Question:
Let $G$ be a finite group acting faithfully and transitively on a set $A$. Assume there exists $N\trianglelefteq G$ such that $N$ acts regularly on $A$. Prove $G_\alpha$ embeds as a subgroup of ${\rm Aut}(N)$, where $\alpha\in A$.
Thoughts:
As $N$ acts regularly on $A$, we have that $G=G_\alpha N$ and $G_\alpha\cap N=1$ for all $\alpha\in A$. Since $G$ acts faithfully and transitively on $A$, we know that there is a bijection, $\phi$, from $G$ to the symmetric group. Since $N\trianglelefteq G$, we have that $G/N$ acts faithfully on $A$ where $(gN)\cdot\alpha=g\cdot\alpha$. From here, I am not sure if I should try and do something with the orbit-stabilizer theorem, or if there is a better approach to sort of tie everything together.
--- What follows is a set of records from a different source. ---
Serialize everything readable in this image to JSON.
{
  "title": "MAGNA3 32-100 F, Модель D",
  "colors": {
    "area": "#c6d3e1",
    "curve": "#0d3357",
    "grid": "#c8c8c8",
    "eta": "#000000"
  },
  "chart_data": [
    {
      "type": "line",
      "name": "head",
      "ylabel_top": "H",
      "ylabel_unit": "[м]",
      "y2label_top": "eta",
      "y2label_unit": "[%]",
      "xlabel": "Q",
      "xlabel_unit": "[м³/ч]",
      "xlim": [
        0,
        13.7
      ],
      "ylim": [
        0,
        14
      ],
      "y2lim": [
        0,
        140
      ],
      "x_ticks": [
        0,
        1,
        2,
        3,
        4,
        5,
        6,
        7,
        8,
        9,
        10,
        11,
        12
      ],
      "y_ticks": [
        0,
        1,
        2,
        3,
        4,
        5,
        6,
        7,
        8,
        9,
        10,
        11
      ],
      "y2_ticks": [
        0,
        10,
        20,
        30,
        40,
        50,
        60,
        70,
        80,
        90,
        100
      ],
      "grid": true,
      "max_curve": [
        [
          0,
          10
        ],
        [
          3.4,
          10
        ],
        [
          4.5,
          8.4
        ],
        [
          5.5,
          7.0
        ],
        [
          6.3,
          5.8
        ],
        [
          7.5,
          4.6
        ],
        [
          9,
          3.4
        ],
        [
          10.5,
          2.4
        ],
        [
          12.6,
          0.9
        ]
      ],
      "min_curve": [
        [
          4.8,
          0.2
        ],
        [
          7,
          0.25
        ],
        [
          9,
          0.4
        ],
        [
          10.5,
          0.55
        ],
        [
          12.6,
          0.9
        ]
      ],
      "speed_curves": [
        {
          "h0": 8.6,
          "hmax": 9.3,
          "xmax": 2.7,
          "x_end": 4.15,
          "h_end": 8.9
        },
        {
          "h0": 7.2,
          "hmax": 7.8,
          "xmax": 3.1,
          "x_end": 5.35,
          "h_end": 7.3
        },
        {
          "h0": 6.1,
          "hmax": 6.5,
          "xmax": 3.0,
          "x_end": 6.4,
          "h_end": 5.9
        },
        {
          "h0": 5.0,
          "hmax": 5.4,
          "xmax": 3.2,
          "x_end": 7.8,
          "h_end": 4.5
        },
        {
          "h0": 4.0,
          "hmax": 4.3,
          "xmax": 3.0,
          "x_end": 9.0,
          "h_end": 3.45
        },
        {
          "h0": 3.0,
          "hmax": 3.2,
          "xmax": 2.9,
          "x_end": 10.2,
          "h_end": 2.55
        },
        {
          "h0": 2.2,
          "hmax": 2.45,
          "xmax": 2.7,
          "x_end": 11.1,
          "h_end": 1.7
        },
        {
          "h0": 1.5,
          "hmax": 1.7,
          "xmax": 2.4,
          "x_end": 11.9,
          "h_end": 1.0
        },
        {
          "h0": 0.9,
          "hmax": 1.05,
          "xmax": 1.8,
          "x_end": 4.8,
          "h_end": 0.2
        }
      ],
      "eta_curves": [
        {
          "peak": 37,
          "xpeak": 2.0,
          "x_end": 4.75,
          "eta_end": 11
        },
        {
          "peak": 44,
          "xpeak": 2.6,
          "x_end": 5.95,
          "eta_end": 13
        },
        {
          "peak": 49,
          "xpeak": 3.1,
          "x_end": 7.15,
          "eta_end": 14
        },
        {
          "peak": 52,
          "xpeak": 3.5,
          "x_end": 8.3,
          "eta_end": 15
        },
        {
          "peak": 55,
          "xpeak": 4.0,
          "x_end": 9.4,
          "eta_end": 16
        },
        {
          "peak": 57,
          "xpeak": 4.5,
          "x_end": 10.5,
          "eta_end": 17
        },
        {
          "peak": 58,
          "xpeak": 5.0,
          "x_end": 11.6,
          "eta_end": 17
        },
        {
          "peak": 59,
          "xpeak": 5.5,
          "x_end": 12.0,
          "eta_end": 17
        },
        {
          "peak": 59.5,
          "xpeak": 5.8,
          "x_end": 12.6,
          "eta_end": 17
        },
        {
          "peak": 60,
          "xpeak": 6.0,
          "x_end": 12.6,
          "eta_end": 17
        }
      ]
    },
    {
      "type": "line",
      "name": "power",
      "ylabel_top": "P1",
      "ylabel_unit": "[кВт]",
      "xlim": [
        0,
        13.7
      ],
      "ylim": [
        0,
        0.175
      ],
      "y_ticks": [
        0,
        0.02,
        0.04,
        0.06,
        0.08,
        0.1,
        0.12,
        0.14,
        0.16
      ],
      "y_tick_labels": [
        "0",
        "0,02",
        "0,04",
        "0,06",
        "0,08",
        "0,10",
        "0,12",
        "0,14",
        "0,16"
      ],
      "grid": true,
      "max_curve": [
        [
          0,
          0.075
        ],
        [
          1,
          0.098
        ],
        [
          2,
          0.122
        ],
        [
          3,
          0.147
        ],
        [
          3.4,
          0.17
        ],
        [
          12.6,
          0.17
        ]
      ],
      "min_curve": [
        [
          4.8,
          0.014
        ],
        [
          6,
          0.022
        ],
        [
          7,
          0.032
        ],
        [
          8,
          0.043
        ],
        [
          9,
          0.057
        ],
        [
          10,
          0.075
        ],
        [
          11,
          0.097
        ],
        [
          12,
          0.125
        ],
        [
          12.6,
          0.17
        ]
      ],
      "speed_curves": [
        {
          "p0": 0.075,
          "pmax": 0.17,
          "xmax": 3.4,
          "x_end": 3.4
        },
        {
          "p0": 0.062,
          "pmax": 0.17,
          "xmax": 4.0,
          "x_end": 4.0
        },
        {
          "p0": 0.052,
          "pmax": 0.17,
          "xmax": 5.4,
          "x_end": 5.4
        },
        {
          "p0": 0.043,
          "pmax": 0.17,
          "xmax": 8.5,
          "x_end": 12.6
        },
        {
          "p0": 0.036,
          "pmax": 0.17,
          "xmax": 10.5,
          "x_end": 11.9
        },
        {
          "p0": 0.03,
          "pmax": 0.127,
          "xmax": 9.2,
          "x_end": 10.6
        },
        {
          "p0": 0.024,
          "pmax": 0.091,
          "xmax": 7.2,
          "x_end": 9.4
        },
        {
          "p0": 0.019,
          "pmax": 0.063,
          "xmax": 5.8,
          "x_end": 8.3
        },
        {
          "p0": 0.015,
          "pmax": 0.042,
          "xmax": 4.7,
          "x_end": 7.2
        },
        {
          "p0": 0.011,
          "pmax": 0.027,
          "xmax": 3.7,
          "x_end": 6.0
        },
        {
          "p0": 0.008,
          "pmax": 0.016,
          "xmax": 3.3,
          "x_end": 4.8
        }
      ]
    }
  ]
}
Any help is, as always, greatly appreciated! Thank you.
EDIT: I've seen the solution provided by Jun Koizumi, but I am more interested to see how one could prove the statement given the definition of regular action rather than passing onto the stronger statement.
I will prove a slightly stronger statement:
Theorem. Let $G$ be a group acting faithfully on a set $A$. Assume that there exists a normal subgroup $N\unlhd G$ such that $N$ acts transitively on $A$. Then for each $\alpha \in A$, its stabilizer $G_\alpha$ embeds as a subgroup of $\operatorname{Aut}(N)$.
Proof. Define a homomorphism $\varphi\colon G\to \operatorname{Aut}(N)$ by $$ \varphi(g)=(h\mapsto ghg^{-1}). $$ Let $\alpha\in A$. I will prove that $\varphi|_{G_\alpha}$ is injective. Suppose that $g\in G_\alpha$ is in the kernel of $\varphi$, i.e. $h=ghg^{-1}$ holds for any $h\in N$. Then we have $$ h\cdot \alpha = g\cdot (h\cdot (g^{-1}\cdot \alpha)) = g\cdot(h\cdot \alpha), $$ so $g$ fixes $h\cdot \alpha$ as well. Since the action of $N$ on $A$ is transitive, we get $g\cdot \beta=\beta$ for all $\beta\in A$. Since the action of $G$ on $A$ is faithful, we get $g=1$.